Zu einem funktionierenden Wettbewerb gehört nun mal auch Wettbewerb

In den letzten Jahren hatte sich ja allgemein die Sichtweise etabliert, dass die Bundesliga eine knorke Spielklasse ist: Viele Stehplätze, moderate Ticketpreise, prima Stimmung, und selbst bei der Fünfjahreswertung sieht es mittlerweile ganz ordentlich aus.

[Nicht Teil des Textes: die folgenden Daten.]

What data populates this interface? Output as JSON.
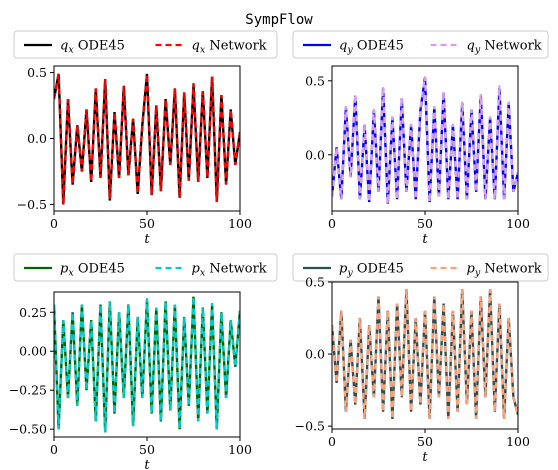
{
  "figure_title": "SympFlow",
  "chart_data": [
    {
      "type": "line",
      "xlabel": "t",
      "xlim": [
        0,
        100
      ],
      "ylim": [
        -0.55,
        0.55
      ],
      "xticks": [
        0,
        50,
        100
      ],
      "yticks": [
        -0.5,
        0.0,
        0.5
      ],
      "yfmt": 1,
      "legend_placement": "above",
      "series": [
        {
          "name": "q_x ODE45",
          "sym": "q",
          "sub": "x",
          "suffix": "ODE45",
          "color": "#000000",
          "style": "solid",
          "x": [
            0,
            2.5,
            5,
            7.5,
            10,
            12.5,
            15,
            17.5,
            20,
            22.5,
            25,
            27.5,
            30,
            32.5,
            35,
            37.5,
            40,
            42.5,
            45,
            47.5,
            50,
            52.5,
            55,
            57.5,
            60,
            62.5,
            65,
            67.5,
            70,
            72.5,
            75,
            77.5,
            80,
            82.5,
            85,
            87.5,
            90,
            92.5,
            95,
            97.5,
            100
          ],
          "y": [
            0.3,
            0.49,
            -0.5,
            0.3,
            -0.35,
            0.1,
            -0.25,
            0.22,
            -0.33,
            0.38,
            -0.3,
            0.45,
            -0.47,
            0.2,
            -0.3,
            0.4,
            -0.28,
            0.15,
            -0.42,
            0.1,
            0.49,
            -0.43,
            0.25,
            -0.4,
            0.3,
            -0.2,
            0.38,
            -0.45,
            0.35,
            -0.32,
            0.41,
            -0.33,
            0.36,
            -0.3,
            0.47,
            -0.48,
            0.33,
            -0.35,
            0.22,
            -0.2,
            0.05
          ]
        },
        {
          "name": "q_x Network",
          "sym": "q",
          "sub": "x",
          "suffix": "Network",
          "color": "#ff0000",
          "style": "dashed",
          "x": [
            0,
            2.5,
            5,
            7.5,
            10,
            12.5,
            15,
            17.5,
            20,
            22.5,
            25,
            27.5,
            30,
            32.5,
            35,
            37.5,
            40,
            42.5,
            45,
            47.5,
            50,
            52.5,
            55,
            57.5,
            60,
            62.5,
            65,
            67.5,
            70,
            72.5,
            75,
            77.5,
            80,
            82.5,
            85,
            87.5,
            90,
            92.5,
            95,
            97.5,
            100
          ],
          "y": [
            0.3,
            0.49,
            -0.5,
            0.3,
            -0.35,
            0.1,
            -0.25,
            0.22,
            -0.33,
            0.38,
            -0.3,
            0.45,
            -0.46,
            0.2,
            -0.3,
            0.4,
            -0.28,
            0.15,
            -0.42,
            0.1,
            0.49,
            -0.43,
            0.25,
            -0.4,
            0.3,
            -0.2,
            0.38,
            -0.45,
            0.35,
            -0.32,
            0.42,
            -0.33,
            0.36,
            -0.3,
            0.47,
            -0.48,
            0.33,
            -0.35,
            0.22,
            -0.2,
            0.05
          ]
        }
      ]
    },
    {
      "type": "line",
      "xlabel": "t",
      "xlim": [
        0,
        100
      ],
      "ylim": [
        -0.38,
        0.6
      ],
      "xticks": [
        0,
        50,
        100
      ],
      "yticks": [
        0.0,
        0.5
      ],
      "yfmt": 1,
      "legend_placement": "above",
      "series": [
        {
          "name": "q_y ODE45",
          "sym": "q",
          "sub": "y",
          "suffix": "ODE45",
          "color": "#0000ff",
          "style": "solid",
          "x": [
            0,
            2.5,
            5,
            7.5,
            10,
            12.5,
            15,
            17.5,
            20,
            22.5,
            25,
            27.5,
            30,
            32.5,
            35,
            37.5,
            40,
            42.5,
            45,
            47.5,
            50,
            52.5,
            55,
            57.5,
            60,
            62.5,
            65,
            67.5,
            70,
            72.5,
            75,
            77.5,
            80,
            82.5,
            85,
            87.5,
            90,
            92.5,
            95,
            97.5,
            100
          ],
          "y": [
            -0.28,
            0.05,
            -0.3,
            0.32,
            -0.15,
            0.4,
            -0.3,
            0.2,
            -0.32,
            0.3,
            -0.25,
            0.45,
            -0.33,
            0.25,
            -0.3,
            0.38,
            -0.25,
            0.2,
            -0.3,
            0.3,
            0.52,
            -0.32,
            0.32,
            -0.28,
            0.42,
            -0.3,
            0.2,
            -0.3,
            0.35,
            -0.3,
            0.3,
            -0.25,
            0.4,
            -0.3,
            0.25,
            -0.3,
            0.45,
            -0.3,
            0.35,
            -0.25,
            -0.12
          ]
        },
        {
          "name": "q_y Network",
          "sym": "q",
          "sub": "y",
          "suffix": "Network",
          "color": "#d8a1e3",
          "style": "dashed",
          "x": [
            0,
            2.5,
            5,
            7.5,
            10,
            12.5,
            15,
            17.5,
            20,
            22.5,
            25,
            27.5,
            30,
            32.5,
            35,
            37.5,
            40,
            42.5,
            45,
            47.5,
            50,
            52.5,
            55,
            57.5,
            60,
            62.5,
            65,
            67.5,
            70,
            72.5,
            75,
            77.5,
            80,
            82.5,
            85,
            87.5,
            90,
            92.5,
            95,
            97.5,
            100
          ],
          "y": [
            -0.28,
            0.05,
            -0.3,
            0.33,
            -0.15,
            0.41,
            -0.3,
            0.21,
            -0.32,
            0.31,
            -0.25,
            0.46,
            -0.33,
            0.26,
            -0.3,
            0.39,
            -0.25,
            0.21,
            -0.3,
            0.31,
            0.53,
            -0.32,
            0.33,
            -0.28,
            0.43,
            -0.3,
            0.21,
            -0.3,
            0.36,
            -0.3,
            0.31,
            -0.25,
            0.41,
            -0.3,
            0.26,
            -0.3,
            0.47,
            -0.3,
            0.36,
            -0.25,
            -0.12
          ]
        }
      ]
    },
    {
      "type": "line",
      "xlabel": "t",
      "xlim": [
        0,
        100
      ],
      "ylim": [
        -0.55,
        0.38
      ],
      "xticks": [
        0,
        50,
        100
      ],
      "yticks": [
        -0.5,
        -0.25,
        0.0,
        0.25
      ],
      "yfmt": 2,
      "legend_placement": "above",
      "series": [
        {
          "name": "p_x ODE45",
          "sym": "p",
          "sub": "x",
          "suffix": "ODE45",
          "color": "#006400",
          "style": "solid",
          "x": [
            0,
            2.5,
            5,
            7.5,
            10,
            12.5,
            15,
            17.5,
            20,
            22.5,
            25,
            27.5,
            30,
            32.5,
            35,
            37.5,
            40,
            42.5,
            45,
            47.5,
            50,
            52.5,
            55,
            57.5,
            60,
            62.5,
            65,
            67.5,
            70,
            72.5,
            75,
            77.5,
            80,
            82.5,
            85,
            87.5,
            90,
            92.5,
            95,
            97.5,
            100
          ],
          "y": [
            0.3,
            -0.5,
            0.2,
            -0.3,
            0.25,
            -0.35,
            0.3,
            -0.25,
            0.2,
            -0.45,
            0.3,
            -0.52,
            0.32,
            -0.4,
            0.25,
            -0.3,
            0.3,
            -0.48,
            0.22,
            -0.3,
            0.33,
            -0.4,
            0.28,
            -0.45,
            0.32,
            -0.38,
            0.3,
            -0.5,
            0.22,
            -0.35,
            0.35,
            -0.45,
            0.28,
            -0.4,
            0.3,
            -0.5,
            0.25,
            -0.3,
            0.2,
            -0.1,
            0.26
          ]
        },
        {
          "name": "p_x Network",
          "sym": "p",
          "sub": "x",
          "suffix": "Network",
          "color": "#00cccc",
          "style": "dashed",
          "x": [
            0,
            2.5,
            5,
            7.5,
            10,
            12.5,
            15,
            17.5,
            20,
            22.5,
            25,
            27.5,
            30,
            32.5,
            35,
            37.5,
            40,
            42.5,
            45,
            47.5,
            50,
            52.5,
            55,
            57.5,
            60,
            62.5,
            65,
            67.5,
            70,
            72.5,
            75,
            77.5,
            80,
            82.5,
            85,
            87.5,
            90,
            92.5,
            95,
            97.5,
            100
          ],
          "y": [
            0.3,
            -0.5,
            0.2,
            -0.3,
            0.25,
            -0.35,
            0.3,
            -0.25,
            0.2,
            -0.45,
            0.3,
            -0.52,
            0.32,
            -0.4,
            0.25,
            -0.3,
            0.3,
            -0.48,
            0.22,
            -0.3,
            0.34,
            -0.4,
            0.28,
            -0.45,
            0.32,
            -0.38,
            0.3,
            -0.5,
            0.22,
            -0.35,
            0.35,
            -0.45,
            0.28,
            -0.4,
            0.31,
            -0.5,
            0.25,
            -0.3,
            0.2,
            -0.1,
            0.26
          ]
        }
      ]
    },
    {
      "type": "line",
      "xlabel": "t",
      "xlim": [
        0,
        100
      ],
      "ylim": [
        -0.52,
        0.5
      ],
      "xticks": [
        0,
        50,
        100
      ],
      "yticks": [
        -0.5,
        0.0,
        0.5
      ],
      "yfmt": 1,
      "legend_placement": "above",
      "series": [
        {
          "name": "p_y ODE45",
          "sym": "p",
          "sub": "y",
          "suffix": "ODE45",
          "color": "#2f4f4f",
          "style": "solid",
          "x": [
            0,
            2.5,
            5,
            7.5,
            10,
            12.5,
            15,
            17.5,
            20,
            22.5,
            25,
            27.5,
            30,
            32.5,
            35,
            37.5,
            40,
            42.5,
            45,
            47.5,
            50,
            52.5,
            55,
            57.5,
            60,
            62.5,
            65,
            67.5,
            70,
            72.5,
            75,
            77.5,
            80,
            82.5,
            85,
            87.5,
            90,
            92.5,
            95,
            97.5,
            100
          ],
          "y": [
            0.2,
            -0.2,
            0.3,
            -0.4,
            0.1,
            -0.35,
            0.25,
            -0.45,
            0.2,
            -0.3,
            0.4,
            -0.4,
            0.3,
            -0.45,
            0.35,
            -0.3,
            0.45,
            -0.4,
            0.25,
            -0.35,
            0.3,
            -0.45,
            0.4,
            -0.3,
            0.35,
            -0.45,
            0.3,
            -0.4,
            0.45,
            -0.35,
            0.3,
            -0.45,
            0.4,
            -0.3,
            0.45,
            -0.4,
            0.35,
            -0.45,
            0.25,
            -0.3,
            -0.42
          ]
        },
        {
          "name": "p_y Network",
          "sym": "p",
          "sub": "y",
          "suffix": "Network",
          "color": "#ffa07a",
          "style": "dashed",
          "x": [
            0,
            2.5,
            5,
            7.5,
            10,
            12.5,
            15,
            17.5,
            20,
            22.5,
            25,
            27.5,
            30,
            32.5,
            35,
            37.5,
            40,
            42.5,
            45,
            47.5,
            50,
            52.5,
            55,
            57.5,
            60,
            62.5,
            65,
            67.5,
            70,
            72.5,
            75,
            77.5,
            80,
            82.5,
            85,
            87.5,
            90,
            92.5,
            95,
            97.5,
            100
          ],
          "y": [
            0.2,
            -0.2,
            0.3,
            -0.4,
            0.1,
            -0.35,
            0.25,
            -0.45,
            0.2,
            -0.3,
            0.4,
            -0.4,
            0.3,
            -0.45,
            0.35,
            -0.3,
            0.45,
            -0.4,
            0.25,
            -0.35,
            0.3,
            -0.45,
            0.4,
            -0.3,
            0.35,
            -0.45,
            0.3,
            -0.4,
            0.45,
            -0.35,
            0.3,
            -0.45,
            0.4,
            -0.3,
            0.45,
            -0.4,
            0.35,
            -0.45,
            0.25,
            -0.3,
            -0.42
          ]
        }
      ]
    }
  ]
}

Doch zu einem funktionierenden Wettbewerb gehört nun mal auch Wettbewerb – und zwar in Bezug auf das große Ganze und nicht nur bei der Frage, ob sich der VfL Wolfsburg oder Bayer Leverkusen für die Champions League qualifizieren wird.

In Großbuchstaben: ELF

Wenn man sich anschauen will, wie es anders geht, muss man über den Tellerrand schauen, in diesem Fall nach England. Ausgerechnet England, das mit seinem ausufernden Fußball-Kapitalismus und der fest zementierten Spitzengruppe seit Jahren als Schreckgespenst der Traditionalisten galt. Doch wenn man in der aktuellen Premier-League-Tabelle nach einem Team sucht, das sieben Punkte hinter Spitzenreiter Manchester City liegt, dann landet man auf Platz elf. In Großbuchstaben: ELF!